David Nicholls nimmt uns mit - emotional und inhaltlich. Wir erleben den Beginn der ersten Liebe von Charlie Lewis, gerade mit der Schule fertig, perspektivlos, in jeder Hinsicht Mittelmaß, mit schwierigen Familienverhältnissen und von Testosteron und Gewalt geprägten Jungsfreundschaften. Zufällig - oder sollte man von Schicksal sprechen - begegnet er auf der täglichen Flucht vor seinem depressiven Vater und den deprimierenden Verhältnissen zuhause Fran Fisher. Sie hat sich einem Theater-Workshop angeschlossen, soll die Hauptrolle in der Shakespeare-Aufführung - was kann es anderes sein als Romeo und Julia - spielen. Ist sie das Gegenstück zu Charlie, weil sie eine Privatschule besucht hat, ein nettes und unterstützendes Elternhaus hat und ihr aufgrund guter Noten die Berufswelt offensteht? Da Charlie Fran nicht aus dem Kopf geht, schließt er sich tatsächlich der Theatergruppe an. Auch wenn er täglich mit dem "ich geh' nicht mehr hin" kämpft. Ähnlich muss man bei der Lektüre mit den detaillierten Beschreibungen der Tage und Übungen des Workshops und Shakespeares Stück kämpfen. Bis man zu den eingeschobenen, erlösenden Zwischenkapiteln kommt, die uns einen Blick in Charlies Zukunft werfen lassen.

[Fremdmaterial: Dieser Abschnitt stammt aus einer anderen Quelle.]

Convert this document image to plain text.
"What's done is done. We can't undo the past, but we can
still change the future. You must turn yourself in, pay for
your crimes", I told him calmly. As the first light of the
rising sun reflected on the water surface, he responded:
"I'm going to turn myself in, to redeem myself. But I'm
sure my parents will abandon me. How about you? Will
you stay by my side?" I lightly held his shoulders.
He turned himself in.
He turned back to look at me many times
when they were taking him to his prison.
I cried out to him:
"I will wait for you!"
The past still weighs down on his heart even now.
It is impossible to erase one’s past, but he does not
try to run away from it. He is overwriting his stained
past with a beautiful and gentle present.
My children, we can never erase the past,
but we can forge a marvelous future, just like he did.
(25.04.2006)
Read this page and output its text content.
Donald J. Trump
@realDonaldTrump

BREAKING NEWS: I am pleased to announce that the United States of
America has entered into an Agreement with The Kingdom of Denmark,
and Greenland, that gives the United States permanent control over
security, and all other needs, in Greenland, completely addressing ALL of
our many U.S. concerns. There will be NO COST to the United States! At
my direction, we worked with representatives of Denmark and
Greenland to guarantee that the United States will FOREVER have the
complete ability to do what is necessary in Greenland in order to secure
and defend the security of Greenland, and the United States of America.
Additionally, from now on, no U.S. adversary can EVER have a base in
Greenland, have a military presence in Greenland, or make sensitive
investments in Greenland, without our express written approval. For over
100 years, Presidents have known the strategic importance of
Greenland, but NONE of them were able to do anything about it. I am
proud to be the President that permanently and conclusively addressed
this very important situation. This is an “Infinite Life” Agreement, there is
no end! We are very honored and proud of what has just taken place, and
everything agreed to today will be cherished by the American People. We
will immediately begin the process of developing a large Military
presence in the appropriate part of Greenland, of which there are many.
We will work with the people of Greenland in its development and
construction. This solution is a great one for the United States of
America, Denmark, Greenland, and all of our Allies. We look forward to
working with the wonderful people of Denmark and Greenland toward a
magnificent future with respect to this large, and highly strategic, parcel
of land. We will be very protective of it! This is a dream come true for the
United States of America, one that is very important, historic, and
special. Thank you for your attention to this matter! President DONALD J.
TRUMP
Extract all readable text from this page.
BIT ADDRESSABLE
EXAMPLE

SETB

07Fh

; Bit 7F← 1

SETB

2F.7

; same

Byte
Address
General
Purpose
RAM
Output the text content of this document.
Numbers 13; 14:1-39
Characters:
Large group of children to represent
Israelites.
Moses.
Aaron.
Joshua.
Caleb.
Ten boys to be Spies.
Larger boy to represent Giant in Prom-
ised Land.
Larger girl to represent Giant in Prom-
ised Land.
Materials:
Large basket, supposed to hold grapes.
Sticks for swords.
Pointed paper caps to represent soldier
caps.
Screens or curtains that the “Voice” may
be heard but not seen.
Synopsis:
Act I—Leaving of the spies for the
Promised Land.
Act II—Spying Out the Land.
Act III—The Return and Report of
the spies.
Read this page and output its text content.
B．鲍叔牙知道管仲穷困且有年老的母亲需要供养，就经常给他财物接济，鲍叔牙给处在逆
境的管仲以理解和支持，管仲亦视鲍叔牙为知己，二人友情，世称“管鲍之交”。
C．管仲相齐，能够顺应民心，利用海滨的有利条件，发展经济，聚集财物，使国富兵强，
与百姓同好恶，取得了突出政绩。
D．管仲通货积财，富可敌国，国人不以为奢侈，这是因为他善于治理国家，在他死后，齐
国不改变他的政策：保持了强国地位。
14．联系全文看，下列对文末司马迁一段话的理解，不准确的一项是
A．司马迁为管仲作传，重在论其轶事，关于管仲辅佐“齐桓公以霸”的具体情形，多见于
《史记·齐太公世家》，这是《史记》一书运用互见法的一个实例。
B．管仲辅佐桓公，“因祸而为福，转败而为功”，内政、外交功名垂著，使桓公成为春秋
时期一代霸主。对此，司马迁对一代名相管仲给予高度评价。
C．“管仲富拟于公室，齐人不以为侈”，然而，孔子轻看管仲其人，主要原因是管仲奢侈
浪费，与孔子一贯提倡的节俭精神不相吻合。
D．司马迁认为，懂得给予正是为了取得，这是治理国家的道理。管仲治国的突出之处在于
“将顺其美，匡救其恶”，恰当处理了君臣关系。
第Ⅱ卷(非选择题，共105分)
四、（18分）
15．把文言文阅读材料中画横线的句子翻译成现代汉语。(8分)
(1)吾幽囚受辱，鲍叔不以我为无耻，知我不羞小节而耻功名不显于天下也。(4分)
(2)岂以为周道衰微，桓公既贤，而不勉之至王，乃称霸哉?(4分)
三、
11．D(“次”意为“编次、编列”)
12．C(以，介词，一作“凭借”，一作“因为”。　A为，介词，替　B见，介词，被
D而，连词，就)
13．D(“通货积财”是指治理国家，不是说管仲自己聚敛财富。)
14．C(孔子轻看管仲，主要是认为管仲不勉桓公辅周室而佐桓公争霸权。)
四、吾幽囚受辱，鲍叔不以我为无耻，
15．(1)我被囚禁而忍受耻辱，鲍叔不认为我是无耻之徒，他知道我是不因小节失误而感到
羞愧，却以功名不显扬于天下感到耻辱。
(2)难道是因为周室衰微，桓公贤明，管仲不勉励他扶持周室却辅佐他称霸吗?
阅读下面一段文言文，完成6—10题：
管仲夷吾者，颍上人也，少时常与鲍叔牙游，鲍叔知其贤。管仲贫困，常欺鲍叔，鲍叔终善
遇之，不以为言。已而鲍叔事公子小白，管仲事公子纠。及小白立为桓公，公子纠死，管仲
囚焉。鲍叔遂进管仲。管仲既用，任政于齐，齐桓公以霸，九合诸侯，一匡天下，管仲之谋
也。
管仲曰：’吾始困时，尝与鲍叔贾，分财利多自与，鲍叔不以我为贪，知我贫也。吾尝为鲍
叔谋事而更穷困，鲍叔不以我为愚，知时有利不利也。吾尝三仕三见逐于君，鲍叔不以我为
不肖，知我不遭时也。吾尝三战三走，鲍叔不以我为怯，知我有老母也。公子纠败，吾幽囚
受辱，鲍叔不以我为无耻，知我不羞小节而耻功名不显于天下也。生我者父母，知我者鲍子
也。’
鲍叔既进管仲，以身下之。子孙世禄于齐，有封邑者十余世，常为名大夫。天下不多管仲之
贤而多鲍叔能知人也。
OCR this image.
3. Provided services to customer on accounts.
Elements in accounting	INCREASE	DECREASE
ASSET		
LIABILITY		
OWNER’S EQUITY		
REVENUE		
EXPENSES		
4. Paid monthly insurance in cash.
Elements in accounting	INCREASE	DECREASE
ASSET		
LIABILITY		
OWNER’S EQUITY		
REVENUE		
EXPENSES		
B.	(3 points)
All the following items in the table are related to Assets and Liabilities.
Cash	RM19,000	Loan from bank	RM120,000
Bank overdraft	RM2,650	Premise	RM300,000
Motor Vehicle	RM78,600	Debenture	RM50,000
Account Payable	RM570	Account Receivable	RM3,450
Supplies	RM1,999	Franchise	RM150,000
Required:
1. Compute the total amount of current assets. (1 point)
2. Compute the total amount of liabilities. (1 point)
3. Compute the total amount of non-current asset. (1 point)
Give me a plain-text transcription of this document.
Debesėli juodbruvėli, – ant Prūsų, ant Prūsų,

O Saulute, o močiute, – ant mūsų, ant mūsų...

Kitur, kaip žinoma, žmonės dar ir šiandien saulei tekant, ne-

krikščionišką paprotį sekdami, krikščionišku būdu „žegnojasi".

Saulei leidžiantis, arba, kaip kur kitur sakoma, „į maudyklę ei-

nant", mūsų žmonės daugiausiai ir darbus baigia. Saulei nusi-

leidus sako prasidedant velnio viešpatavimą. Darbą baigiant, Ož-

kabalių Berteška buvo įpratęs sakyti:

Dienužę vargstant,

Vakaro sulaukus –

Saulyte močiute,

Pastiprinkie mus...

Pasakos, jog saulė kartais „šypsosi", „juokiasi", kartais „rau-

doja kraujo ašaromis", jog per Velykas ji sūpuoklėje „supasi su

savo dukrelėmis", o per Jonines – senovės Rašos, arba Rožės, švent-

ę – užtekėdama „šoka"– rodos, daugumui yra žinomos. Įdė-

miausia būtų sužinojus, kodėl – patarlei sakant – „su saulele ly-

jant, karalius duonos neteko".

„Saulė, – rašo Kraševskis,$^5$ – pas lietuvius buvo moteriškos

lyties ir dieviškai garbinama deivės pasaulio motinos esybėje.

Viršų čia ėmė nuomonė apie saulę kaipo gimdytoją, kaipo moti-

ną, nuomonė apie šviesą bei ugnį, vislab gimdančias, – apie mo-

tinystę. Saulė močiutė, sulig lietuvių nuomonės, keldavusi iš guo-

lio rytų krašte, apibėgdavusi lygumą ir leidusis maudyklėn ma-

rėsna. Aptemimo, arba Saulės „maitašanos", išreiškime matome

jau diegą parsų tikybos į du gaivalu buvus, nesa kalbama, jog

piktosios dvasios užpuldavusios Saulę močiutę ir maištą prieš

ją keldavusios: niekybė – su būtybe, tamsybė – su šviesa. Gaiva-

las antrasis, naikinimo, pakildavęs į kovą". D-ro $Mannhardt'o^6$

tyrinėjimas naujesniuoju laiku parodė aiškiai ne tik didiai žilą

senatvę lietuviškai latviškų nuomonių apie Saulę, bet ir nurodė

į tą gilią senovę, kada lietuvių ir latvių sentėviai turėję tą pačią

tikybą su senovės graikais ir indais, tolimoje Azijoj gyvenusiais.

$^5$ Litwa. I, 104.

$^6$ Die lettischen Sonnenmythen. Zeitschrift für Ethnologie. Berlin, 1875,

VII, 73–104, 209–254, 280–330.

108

Schließlich kommt man zu dem Schluss, dass alles gut ist so wie es ist. Und das ist schön. Ein hoch auf die erste Liebe und unterstützende, bedingungslose Freundschaften, die das Beste aus dem Ich herausholen und Leben verändern können.
Das Cover mit der Sommerwiese und Schmetterlingen unterstützt das, ebenso wie der aus auf den ersten Blick gegensätzlichen Worten bestehende Titel.